Gardening the Grid
Midtown residents squeeze plants into tight spaces
While gardening in Midtown, you never know what you’ll dig up.
“These homes were built before they had regular garbage pickup,” explained Holly Whitman, who lives and gardens at 28th and F streets.
Quite often, early Sacramento residents just buried their trash, and it has turned to treasure. In her garden, Whitman displays a collection of bottles and jars pulled from her soil: an empty blue-green bottle of Davis Vegetable Pain Killer (an 1840s opiate-laced concoction), an antique perfume bottle from Paris and several milk-glass jars labeled “Ingram’s Milkweed Cream” (a popular 1920s sunburn remedy).
History mixes with gardening for residents of The Grid, who will open their green spaces to visitors on Saturday for the second Midtown Garden Tour.
Make that “Midtown gardens and friends,” said Whitman, one of the tour’s organizers. “We opened the tour to anyone who gardens The Grid, not just Midtown.”
For $10, patrons get to see how 15 different households bring home Sacramento’s farm-to-fork message. They squeeze food-producing plants into all sorts of tight spaces on their city-sized lots. Four homes also boast backyard chickens, and two have beehives.
Besides the food, there’s an abundance of pure beauty—ornamental oases amid booming construction in the city’s core.
“We wanted to focus on hands-on gardening,” Whitman said of the tour. “It’s less about fancy pools and landscapes, more about garden building. How do you make a garden out of nothing?”
Whitman’s garden is a case in point; three years ago, it was a bare empty lot. Having gardening friends helps. “Gardeners are so generous,” she said. “We share everything. During the tour, you’ll see some plants pop up in several different gardens. That’s because we passed some favorites around.”
Highlighting the tour will be the private garden of Daisy Mah, best known for her wondrous perennial-packed WPA Rock Garden in William Land Park. Mah worked for decades for Sacramento’s parks department. Now retired, she has more time to work on her own backyard.
“She’s a legend,” said Rebecca McDaniels, who also has her garden on the tour. “She opened her gate and our jaws dropped. She’s all about the pollinators. Just sit still; her garden is constantly in motion.”

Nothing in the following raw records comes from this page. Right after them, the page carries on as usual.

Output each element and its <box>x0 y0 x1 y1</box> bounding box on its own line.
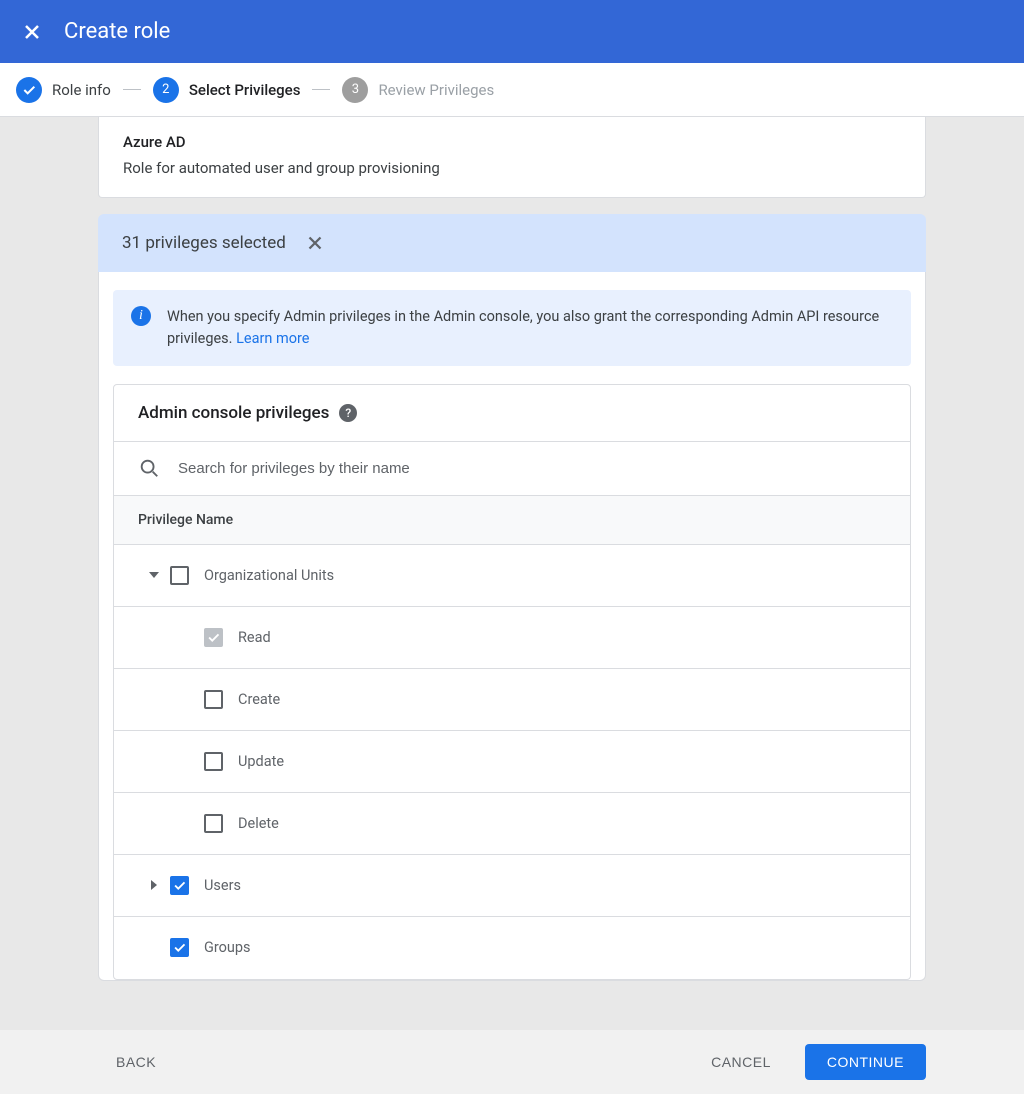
stepper: Role info 2 Select Privileges 3 Review P… <box>0 63 1024 117</box>
step-number-icon: 3 <box>342 77 368 103</box>
privilege-row-users: Users <box>114 855 910 917</box>
step-role-info[interactable]: Role info <box>16 77 111 103</box>
step-label: Role info <box>52 81 111 99</box>
checkbox-users[interactable] <box>170 876 189 895</box>
checkbox-org-units[interactable] <box>170 566 189 585</box>
checkbox-read[interactable] <box>204 628 223 647</box>
check-circle-icon <box>16 77 42 103</box>
page-title: Create role <box>64 19 170 44</box>
column-header: Privilege Name <box>114 496 910 545</box>
learn-more-link[interactable]: Learn more <box>236 330 309 347</box>
privilege-row-create: Create <box>114 669 910 731</box>
section-header: Admin console privileges ? <box>114 385 910 442</box>
info-banner-text: When you specify Admin privileges in the… <box>167 306 893 350</box>
privilege-label: Update <box>238 753 284 770</box>
clear-selection-icon[interactable] <box>304 232 326 254</box>
privilege-label: Create <box>238 691 280 708</box>
privilege-label: Users <box>204 877 241 894</box>
info-banner: i When you specify Admin privileges in t… <box>113 290 911 366</box>
checkbox-delete[interactable] <box>204 814 223 833</box>
close-icon[interactable] <box>20 20 44 44</box>
role-summary-card: Azure AD Role for automated user and gro… <box>98 117 926 198</box>
privilege-label: Delete <box>238 815 279 832</box>
continue-button[interactable]: CONTINUE <box>805 1044 926 1080</box>
privilege-row-groups: Groups <box>114 917 910 979</box>
back-button[interactable]: BACK <box>110 1044 178 1080</box>
privilege-row-update: Update <box>114 731 910 793</box>
role-description: Role for automated user and group provis… <box>123 159 901 177</box>
search-icon <box>138 457 160 479</box>
selection-count-bar: 31 privileges selected <box>98 214 926 272</box>
step-review-privileges[interactable]: 3 Review Privileges <box>342 77 494 103</box>
privilege-row-delete: Delete <box>114 793 910 855</box>
info-icon: i <box>131 306 151 326</box>
privilege-label: Read <box>238 629 271 646</box>
step-select-privileges[interactable]: 2 Select Privileges <box>153 77 301 103</box>
privilege-label: Organizational Units <box>204 567 334 584</box>
privilege-search-row <box>114 442 910 496</box>
collapse-icon[interactable] <box>149 572 159 578</box>
checkbox-create[interactable] <box>204 690 223 709</box>
privilege-row-org-units: Organizational Units <box>114 545 910 607</box>
step-number-icon: 2 <box>153 77 179 103</box>
admin-console-privileges-section: Admin console privileges ? Privilege Nam… <box>113 384 911 980</box>
privileges-container: i When you specify Admin privileges in t… <box>98 272 926 981</box>
step-label: Review Privileges <box>378 81 494 99</box>
section-title: Admin console privileges <box>138 403 329 423</box>
cancel-button[interactable]: CANCEL <box>689 1044 793 1080</box>
expand-icon[interactable] <box>151 880 157 890</box>
checkbox-groups[interactable] <box>170 938 189 957</box>
step-divider <box>312 89 330 90</box>
privilege-label: Groups <box>204 939 251 956</box>
role-name: Azure AD <box>123 133 901 151</box>
step-label: Select Privileges <box>189 81 301 99</box>
privilege-search-input[interactable] <box>178 460 886 477</box>
selection-count-text: 31 privileges selected <box>122 233 286 253</box>
checkbox-update[interactable] <box>204 752 223 771</box>
privilege-row-read: Read <box>114 607 910 669</box>
help-icon[interactable]: ? <box>339 404 357 422</box>
footer-bar: BACK CANCEL CONTINUE <box>0 1030 1024 1094</box>
app-header: Create role <box>0 0 1024 63</box>
step-divider <box>123 89 141 90</box>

Each gardener brings their own unique style to this tour.
“What makes it nice, we really garden with a variety of people,” said Joe Robustelli, who’s devoted his landscape to food production. “I have a large lot and very, very old fruit trees. My apricot tree produced 800 pounds this year.”
The tour will include a demonstration by ReSoil Sacramento, a community compost network that recycles green waste from local restaurants. “About 1,200 pounds of food waste went into my yard,” Whitman said. “And look at it now; my garden is so healthy.”
Proving there’s still garden treasure in other people’s trash.